The panel advises NOAA on how best maintain and update the navigation tools that keep mariners safe. It met for three days of meetings at the Elizabeth Peratrovich Hall on Tuesday, Wednesday and Thursday.
Shipping companies, cruise lines and recreational vessels are taking advantage of the Arctic’s increased ice-free season. Shipping volume in the Arctic increased by 50 percent last year, according to media reports. On Saturday, a container ship sailing for shipping giant Maersk is expected to enter the Bering Strait on the first voyage through the Northern Sea Route for a container ship. Recreational sailors are testing the waters. So are cruise lines.
The United States’ only Arctic state needs to bolster its marine infrastructure in the north, an expert panel said. It’s currently not up to snuff, largely because it hasn’t had to be, said Ashley Chappell, Arctic lead for NOAA’s Committee on the Marine Transportation System. But that’s about to change.
Chappell moderated the talk, which included experts from several federal and private agencies who work on Arctic marine infrastructure issues.
NOAA has mapped only 4.1 percent of the U.S. marine Arctic waterways to modern standards.
“We know what to do, we just don’t have the capacity to do it,” Chappell told the Empire after moderating the panel. “We know how to survey in the Arctic. We know how to set our tide gauges. We know how to do these things. It’s not like we’ll have to create new technologies, it’s just having the capacity to do the things we need to do. It’s just having the money, the resources.”
Current charts are based largely off data acquired in the 1800s using early lead line technology. That technology was accurate — in spots. But when sea depths were measured far from shore, those surveys could only roughly pinpoint their locations. It was also laborious, meaning the ocean floor could only be mapped few locations compared to modern technology.
The result is that vessels transiting the Northwest Passage, the route that runs across Arctic Alaska and Canada, depend on undependable charts.

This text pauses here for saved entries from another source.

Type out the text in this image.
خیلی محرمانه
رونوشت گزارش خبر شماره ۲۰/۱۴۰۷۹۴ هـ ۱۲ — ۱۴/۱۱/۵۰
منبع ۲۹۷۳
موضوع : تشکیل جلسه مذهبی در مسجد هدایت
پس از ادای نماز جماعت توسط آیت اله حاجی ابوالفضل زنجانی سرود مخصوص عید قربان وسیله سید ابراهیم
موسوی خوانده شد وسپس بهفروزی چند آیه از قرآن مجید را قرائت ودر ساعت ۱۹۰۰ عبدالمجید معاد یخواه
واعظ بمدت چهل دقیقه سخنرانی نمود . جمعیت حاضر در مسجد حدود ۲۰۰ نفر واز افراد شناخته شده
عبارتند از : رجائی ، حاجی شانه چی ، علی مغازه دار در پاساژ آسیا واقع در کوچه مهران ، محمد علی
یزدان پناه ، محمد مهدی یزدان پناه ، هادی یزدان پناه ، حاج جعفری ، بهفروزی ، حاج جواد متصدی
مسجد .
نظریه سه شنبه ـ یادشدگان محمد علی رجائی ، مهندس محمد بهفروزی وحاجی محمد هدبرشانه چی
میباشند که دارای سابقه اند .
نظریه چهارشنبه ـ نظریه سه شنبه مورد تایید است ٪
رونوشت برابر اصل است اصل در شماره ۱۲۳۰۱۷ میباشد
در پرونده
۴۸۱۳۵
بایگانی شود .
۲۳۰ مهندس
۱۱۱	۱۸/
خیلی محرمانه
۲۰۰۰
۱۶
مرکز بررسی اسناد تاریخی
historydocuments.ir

Thankfully, they have some time to work on their charts, said Captain Ed Page of the Marine Exchange of Alaska. He said it’s not exactly a “gold rush” to use the U.S.’s Arctic passageways. He said the attention paid to this week’s meetings show NOAA and its private sector partners like the Marine Exchange, which tracks vessel traffic across Alaska, are ahead of the curve.
“I’m pleased to see that. We’re not waiting for the train wreck, but we’re jumping ahead of it,” Page said.
One of the biggest issues facing Alaska will be protecting subsistence food resources from an increase in traffic. When Alaska Native communities go out to hunt whale in Arctic regions, they want to know that the populations they’re looking for remain undisturbed.
Technology is currently being tested to automatically let shipping companies know when they’re approaching Native whalers, Page said.
It’s going to take a while — and quite a bit of money — to address charting and traffic in the Arctic, Page said, but he’s confident the HSRP is on the right track.
“We’re not going to go from 4 percent to 100 percent in two or three years, there’s no way. It took us this long to get to 4 percent,” Page said.